Artigianato mugellano tra tradizione e innovazione
Nel Mugello, le botteghe artigiane sanno trasformare materiali tradizionali in eccellenze contemporanee, mantenendo vive tecniche antiche come la lavorazione del cuoio e della pietra serena. Accanto ai metodi storici, molte imprese hanno adottato strumenti digitali e macchinari di precisione che arricchiscono la qualità del prodotto e ne ampliano la diffusione grazie all’e-commerce. Questa integrazione rende possibile competere sui mercati globali senza perdere l’identità locale.
Un modello virtuoso è quello del Borgo Cashmere, un’azienda familiare di Borgo San Lorenzo che dal 1949 lavora fibre pregiate combinando artigianalità e tecnologie moderne. Qui, la formazione è parte integrante dell’impresa, con corsi che trasmettono competenze tradizionali alle nuove generazioni, evitando così il rischio di perdita di mestieri rari e valorizzando un know-how riconosciuto a livello internazionale.
Rete territoriale e valorizzazione turistica
La creazione di una rete, il cosiddetto “Borgo dei mestieri”, rappresenta una strategia fondamentale per unire le botteghe artigiane, le strutture ricettive, le associazioni culturali e le amministrazioni locali.

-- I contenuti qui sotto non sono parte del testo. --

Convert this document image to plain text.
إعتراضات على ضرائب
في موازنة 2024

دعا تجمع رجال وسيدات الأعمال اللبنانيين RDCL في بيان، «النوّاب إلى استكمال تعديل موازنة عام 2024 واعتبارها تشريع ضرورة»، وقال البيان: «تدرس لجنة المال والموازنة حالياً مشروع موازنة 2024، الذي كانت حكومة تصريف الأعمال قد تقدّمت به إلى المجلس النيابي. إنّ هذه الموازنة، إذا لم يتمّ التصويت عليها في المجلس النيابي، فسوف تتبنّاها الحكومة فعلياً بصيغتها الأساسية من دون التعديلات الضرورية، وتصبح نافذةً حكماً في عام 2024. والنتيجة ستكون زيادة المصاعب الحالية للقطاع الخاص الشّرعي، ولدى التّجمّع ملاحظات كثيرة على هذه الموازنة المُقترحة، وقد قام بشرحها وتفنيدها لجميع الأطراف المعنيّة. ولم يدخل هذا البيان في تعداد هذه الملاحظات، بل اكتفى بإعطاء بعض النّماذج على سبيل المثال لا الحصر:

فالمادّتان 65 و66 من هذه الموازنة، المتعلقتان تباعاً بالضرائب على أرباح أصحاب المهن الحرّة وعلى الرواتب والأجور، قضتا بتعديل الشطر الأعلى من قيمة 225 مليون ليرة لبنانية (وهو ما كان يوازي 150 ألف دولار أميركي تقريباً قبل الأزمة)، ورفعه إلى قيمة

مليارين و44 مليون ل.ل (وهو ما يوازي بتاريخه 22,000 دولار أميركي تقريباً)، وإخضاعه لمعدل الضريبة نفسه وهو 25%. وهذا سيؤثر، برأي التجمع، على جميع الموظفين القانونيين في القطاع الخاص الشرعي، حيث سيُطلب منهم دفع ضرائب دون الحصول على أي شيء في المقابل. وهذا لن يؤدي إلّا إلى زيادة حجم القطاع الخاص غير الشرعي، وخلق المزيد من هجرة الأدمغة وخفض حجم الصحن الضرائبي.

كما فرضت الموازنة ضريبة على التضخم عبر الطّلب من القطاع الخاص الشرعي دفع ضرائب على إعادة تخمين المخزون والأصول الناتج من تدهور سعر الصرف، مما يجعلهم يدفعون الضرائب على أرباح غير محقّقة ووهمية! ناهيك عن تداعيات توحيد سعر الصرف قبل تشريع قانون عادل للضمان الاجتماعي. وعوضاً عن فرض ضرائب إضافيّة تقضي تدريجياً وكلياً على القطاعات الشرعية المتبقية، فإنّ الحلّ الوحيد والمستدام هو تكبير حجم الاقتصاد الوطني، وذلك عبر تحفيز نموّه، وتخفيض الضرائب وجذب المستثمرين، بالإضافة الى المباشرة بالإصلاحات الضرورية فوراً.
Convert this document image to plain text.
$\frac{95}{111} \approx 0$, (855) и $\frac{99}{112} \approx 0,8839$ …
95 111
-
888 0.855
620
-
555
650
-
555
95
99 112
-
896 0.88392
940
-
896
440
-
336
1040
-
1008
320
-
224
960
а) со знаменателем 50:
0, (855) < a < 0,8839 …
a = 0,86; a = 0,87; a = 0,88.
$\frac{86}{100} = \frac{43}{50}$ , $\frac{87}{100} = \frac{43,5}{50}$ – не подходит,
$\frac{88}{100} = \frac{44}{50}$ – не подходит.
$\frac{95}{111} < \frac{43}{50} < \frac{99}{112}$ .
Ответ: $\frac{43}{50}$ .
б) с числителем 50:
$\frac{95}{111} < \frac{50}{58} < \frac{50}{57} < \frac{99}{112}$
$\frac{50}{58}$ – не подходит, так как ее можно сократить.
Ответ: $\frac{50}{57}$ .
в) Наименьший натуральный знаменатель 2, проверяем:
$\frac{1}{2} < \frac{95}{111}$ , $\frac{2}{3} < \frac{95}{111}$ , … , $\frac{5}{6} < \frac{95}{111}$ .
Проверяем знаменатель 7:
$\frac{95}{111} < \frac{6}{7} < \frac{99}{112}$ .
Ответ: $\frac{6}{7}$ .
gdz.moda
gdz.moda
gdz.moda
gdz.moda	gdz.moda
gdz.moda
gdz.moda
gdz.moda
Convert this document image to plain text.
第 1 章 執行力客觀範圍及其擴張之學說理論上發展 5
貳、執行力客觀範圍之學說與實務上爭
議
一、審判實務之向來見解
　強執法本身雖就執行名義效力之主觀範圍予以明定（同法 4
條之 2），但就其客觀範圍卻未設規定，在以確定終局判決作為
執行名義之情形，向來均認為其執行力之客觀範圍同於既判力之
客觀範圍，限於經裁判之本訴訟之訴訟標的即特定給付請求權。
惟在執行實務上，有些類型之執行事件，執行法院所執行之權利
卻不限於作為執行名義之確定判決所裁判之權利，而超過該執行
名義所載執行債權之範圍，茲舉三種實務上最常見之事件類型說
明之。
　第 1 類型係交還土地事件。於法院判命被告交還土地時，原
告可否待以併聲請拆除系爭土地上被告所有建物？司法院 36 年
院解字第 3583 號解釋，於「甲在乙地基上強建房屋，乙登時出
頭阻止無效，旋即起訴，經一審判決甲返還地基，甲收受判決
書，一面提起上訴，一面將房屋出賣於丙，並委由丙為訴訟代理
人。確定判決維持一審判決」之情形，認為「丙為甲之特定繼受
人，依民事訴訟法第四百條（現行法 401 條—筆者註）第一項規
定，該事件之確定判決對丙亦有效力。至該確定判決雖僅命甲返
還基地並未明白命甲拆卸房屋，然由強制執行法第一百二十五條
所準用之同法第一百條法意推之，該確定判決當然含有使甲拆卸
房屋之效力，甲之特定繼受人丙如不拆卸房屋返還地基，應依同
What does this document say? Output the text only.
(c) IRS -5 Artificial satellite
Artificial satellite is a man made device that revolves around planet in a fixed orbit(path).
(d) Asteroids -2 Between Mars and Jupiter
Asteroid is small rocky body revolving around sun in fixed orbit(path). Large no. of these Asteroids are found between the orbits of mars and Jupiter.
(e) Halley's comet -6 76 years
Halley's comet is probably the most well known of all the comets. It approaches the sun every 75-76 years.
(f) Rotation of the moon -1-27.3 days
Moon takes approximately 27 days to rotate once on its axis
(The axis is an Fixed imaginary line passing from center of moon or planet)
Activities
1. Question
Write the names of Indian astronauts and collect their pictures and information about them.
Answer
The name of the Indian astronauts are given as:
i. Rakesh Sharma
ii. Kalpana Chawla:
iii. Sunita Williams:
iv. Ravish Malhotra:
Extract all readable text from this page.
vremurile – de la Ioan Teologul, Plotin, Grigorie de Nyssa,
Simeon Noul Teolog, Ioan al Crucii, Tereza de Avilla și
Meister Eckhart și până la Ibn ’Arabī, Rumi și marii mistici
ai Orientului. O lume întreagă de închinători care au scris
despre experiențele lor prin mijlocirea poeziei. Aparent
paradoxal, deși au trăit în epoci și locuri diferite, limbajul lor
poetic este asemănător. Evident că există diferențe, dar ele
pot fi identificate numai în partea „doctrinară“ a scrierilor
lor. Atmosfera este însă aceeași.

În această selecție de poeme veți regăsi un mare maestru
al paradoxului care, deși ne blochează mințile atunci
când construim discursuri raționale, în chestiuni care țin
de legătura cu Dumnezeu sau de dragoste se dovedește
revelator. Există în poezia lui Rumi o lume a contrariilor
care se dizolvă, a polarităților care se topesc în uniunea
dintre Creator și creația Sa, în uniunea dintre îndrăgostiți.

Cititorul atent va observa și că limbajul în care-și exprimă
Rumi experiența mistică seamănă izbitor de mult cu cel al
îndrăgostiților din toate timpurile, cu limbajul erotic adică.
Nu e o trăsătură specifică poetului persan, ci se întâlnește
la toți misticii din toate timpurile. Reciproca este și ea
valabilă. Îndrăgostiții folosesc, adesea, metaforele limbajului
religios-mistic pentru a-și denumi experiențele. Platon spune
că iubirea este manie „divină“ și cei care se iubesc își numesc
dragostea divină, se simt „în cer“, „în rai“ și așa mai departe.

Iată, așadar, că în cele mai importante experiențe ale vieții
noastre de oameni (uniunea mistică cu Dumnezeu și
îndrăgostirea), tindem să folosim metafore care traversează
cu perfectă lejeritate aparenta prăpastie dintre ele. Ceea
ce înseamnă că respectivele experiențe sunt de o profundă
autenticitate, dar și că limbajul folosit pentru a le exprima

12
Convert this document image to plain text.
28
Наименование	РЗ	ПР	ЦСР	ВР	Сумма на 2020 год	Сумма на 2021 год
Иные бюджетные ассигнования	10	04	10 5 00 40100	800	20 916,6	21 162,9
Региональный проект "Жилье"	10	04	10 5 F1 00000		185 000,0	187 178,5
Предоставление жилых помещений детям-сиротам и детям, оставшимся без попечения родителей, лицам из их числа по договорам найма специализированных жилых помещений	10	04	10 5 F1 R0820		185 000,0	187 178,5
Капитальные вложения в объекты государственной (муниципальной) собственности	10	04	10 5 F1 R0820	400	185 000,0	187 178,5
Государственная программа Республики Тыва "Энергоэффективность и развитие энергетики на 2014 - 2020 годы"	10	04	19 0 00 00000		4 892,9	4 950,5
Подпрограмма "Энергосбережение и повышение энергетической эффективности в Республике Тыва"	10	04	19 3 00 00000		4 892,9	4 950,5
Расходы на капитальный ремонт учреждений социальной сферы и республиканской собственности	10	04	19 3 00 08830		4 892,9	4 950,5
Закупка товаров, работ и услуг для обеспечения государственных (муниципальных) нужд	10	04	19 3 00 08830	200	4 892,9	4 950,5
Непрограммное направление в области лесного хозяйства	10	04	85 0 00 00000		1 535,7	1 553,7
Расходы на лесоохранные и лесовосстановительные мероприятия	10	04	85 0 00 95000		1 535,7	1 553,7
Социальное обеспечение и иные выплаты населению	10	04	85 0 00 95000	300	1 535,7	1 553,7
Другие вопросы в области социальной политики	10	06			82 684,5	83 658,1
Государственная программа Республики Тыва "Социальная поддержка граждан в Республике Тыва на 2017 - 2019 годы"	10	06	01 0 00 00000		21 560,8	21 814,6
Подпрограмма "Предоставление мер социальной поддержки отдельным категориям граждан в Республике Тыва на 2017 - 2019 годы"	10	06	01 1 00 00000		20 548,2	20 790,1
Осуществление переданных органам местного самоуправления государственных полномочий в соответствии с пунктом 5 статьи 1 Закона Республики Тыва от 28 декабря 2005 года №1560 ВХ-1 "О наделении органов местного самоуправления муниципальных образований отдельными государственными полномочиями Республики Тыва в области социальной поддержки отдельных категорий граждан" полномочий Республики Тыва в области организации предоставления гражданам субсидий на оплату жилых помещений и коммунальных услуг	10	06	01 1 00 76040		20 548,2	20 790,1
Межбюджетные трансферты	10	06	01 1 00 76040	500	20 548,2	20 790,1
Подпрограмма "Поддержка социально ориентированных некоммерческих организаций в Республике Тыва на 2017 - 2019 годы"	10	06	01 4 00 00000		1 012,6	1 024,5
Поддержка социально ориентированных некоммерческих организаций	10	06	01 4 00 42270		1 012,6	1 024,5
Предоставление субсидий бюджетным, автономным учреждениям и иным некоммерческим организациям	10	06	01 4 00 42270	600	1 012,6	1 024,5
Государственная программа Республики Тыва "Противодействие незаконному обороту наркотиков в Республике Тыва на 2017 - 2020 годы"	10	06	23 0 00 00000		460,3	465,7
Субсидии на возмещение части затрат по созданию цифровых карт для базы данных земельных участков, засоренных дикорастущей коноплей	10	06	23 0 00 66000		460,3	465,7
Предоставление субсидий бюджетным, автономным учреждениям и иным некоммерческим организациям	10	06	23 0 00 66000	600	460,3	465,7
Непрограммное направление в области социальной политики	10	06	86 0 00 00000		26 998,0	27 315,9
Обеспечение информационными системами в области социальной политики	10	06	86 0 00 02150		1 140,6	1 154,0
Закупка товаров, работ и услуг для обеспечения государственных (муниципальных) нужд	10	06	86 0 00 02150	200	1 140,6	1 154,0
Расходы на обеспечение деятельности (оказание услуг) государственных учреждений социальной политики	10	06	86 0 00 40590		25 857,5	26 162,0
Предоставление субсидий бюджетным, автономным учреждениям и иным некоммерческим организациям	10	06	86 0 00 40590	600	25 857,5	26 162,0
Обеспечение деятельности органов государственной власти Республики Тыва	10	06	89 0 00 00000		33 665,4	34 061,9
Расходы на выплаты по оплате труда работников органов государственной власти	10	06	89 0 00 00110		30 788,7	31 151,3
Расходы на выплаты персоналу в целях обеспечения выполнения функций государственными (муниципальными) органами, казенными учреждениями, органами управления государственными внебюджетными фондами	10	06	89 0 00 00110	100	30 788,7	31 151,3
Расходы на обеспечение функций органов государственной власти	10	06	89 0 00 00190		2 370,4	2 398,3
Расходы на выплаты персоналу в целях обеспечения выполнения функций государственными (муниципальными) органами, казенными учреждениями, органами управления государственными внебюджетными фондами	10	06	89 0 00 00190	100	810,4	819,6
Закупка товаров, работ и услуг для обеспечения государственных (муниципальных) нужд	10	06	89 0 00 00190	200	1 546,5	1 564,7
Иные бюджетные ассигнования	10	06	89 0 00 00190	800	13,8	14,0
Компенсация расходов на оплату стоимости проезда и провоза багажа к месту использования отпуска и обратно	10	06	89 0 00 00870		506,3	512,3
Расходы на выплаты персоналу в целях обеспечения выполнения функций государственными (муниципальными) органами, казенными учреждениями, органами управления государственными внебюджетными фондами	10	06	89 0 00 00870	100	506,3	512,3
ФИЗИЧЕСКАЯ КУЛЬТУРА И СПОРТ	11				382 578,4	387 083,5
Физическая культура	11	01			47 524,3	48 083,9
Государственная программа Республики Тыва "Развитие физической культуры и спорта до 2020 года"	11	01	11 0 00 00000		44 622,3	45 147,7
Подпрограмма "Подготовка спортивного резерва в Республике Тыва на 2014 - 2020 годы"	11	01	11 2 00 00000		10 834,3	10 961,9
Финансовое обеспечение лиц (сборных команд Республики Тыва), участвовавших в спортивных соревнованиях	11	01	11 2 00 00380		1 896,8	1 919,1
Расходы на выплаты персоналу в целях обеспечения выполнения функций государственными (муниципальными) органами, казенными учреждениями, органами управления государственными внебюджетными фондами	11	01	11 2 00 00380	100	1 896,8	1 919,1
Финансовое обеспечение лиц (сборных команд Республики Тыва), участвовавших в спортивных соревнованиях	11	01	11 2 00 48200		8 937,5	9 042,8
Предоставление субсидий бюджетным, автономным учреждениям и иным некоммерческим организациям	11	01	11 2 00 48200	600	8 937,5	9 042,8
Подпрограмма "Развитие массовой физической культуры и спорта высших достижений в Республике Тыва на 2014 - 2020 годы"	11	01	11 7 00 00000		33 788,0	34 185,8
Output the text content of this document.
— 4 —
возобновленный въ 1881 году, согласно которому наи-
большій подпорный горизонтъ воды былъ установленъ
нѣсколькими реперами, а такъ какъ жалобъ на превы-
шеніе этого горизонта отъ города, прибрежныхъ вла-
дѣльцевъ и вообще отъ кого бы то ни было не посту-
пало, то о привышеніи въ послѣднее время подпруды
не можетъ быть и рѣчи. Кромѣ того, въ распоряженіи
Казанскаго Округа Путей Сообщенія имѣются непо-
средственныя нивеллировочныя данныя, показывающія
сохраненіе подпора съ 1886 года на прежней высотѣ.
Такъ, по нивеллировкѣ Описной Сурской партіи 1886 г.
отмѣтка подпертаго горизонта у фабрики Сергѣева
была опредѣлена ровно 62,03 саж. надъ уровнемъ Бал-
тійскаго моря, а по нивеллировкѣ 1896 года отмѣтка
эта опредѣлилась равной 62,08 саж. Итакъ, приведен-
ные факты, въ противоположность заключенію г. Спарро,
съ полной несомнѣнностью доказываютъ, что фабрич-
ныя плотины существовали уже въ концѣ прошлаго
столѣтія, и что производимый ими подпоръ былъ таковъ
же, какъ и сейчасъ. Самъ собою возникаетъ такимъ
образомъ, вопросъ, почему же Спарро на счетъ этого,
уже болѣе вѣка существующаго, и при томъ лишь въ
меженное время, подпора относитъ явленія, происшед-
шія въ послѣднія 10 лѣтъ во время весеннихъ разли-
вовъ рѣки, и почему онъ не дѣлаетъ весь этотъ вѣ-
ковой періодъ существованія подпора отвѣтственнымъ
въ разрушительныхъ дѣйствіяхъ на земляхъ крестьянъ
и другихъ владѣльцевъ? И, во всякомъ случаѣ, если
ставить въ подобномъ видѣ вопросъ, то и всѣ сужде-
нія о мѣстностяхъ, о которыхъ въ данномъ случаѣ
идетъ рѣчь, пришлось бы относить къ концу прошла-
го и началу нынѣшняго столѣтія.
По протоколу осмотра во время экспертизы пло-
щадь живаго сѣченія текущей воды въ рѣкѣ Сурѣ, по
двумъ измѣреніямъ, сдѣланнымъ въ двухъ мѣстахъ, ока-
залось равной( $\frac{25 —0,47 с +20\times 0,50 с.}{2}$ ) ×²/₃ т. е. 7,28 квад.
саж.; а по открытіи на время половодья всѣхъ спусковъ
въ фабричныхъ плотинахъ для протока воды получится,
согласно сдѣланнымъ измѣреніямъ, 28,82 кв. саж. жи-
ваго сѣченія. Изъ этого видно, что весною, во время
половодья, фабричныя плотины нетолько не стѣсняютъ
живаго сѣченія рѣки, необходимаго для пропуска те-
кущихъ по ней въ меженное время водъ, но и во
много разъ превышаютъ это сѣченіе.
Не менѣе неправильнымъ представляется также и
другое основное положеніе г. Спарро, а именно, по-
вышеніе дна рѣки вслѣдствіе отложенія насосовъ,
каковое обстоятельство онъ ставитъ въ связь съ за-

Insieme promuovono percorsi esperienziali che affiancano visite guidate, laboratori pratici e eventi tematici, creando una proposta turistica integrata e originale. Questo approccio non solo valorizza il patrimonio materiale e immateriale, ma genera anche un indotto economico duraturo che coinvolge diversi settori, dall’agricoltura all’ospitalità.
Eventi promossi dall’Unione dei Comuni del Mugello, come “La tradizione agricola del Mugello”, svolgono un ruolo chiave nel dare visibilità alle produzioni locali. Inoltre, molte strutture stanno sviluppando pacchetti che combinano esperienze artigianali con visite all’Autodromo, offrendo così un’alternativa culturale che favorisce una permanenza più lunga e qualificata sul territorio.
Formazione e sfide per il futuro
Garantire la continuità dei mestieri è una sfida che passa inevitabilmente dalla formazione. Le scuole di mestiere e i corsi in azienda sono strumenti essenziali per trasmettere competenze complesse e per rendere attrattive professioni che richiedono tempo e dedizione. Parallelamente, la competitività nei confronti della produzione industriale e della fast fashion impone una cura del marketing e delle strategie commerciali, oltre a un’efficiente gestione della filiera delle materie prime come il cashmere e la pelle.
Secondo gli esperti del settore, il successo nel presente e nel futuro dipende da una combinazione di formazione mirata, accesso facilitato al credito e costruzione di reti di promozione territoriale. Solo così il Mugello potrà trasformare la fama del motorsport in un’opportunità concreta per l’artigianato e il turismo esperienziale, creando un effetto moltiplicatore per l’economia locale senza sacrificare qualità e autenticità nei prodotti.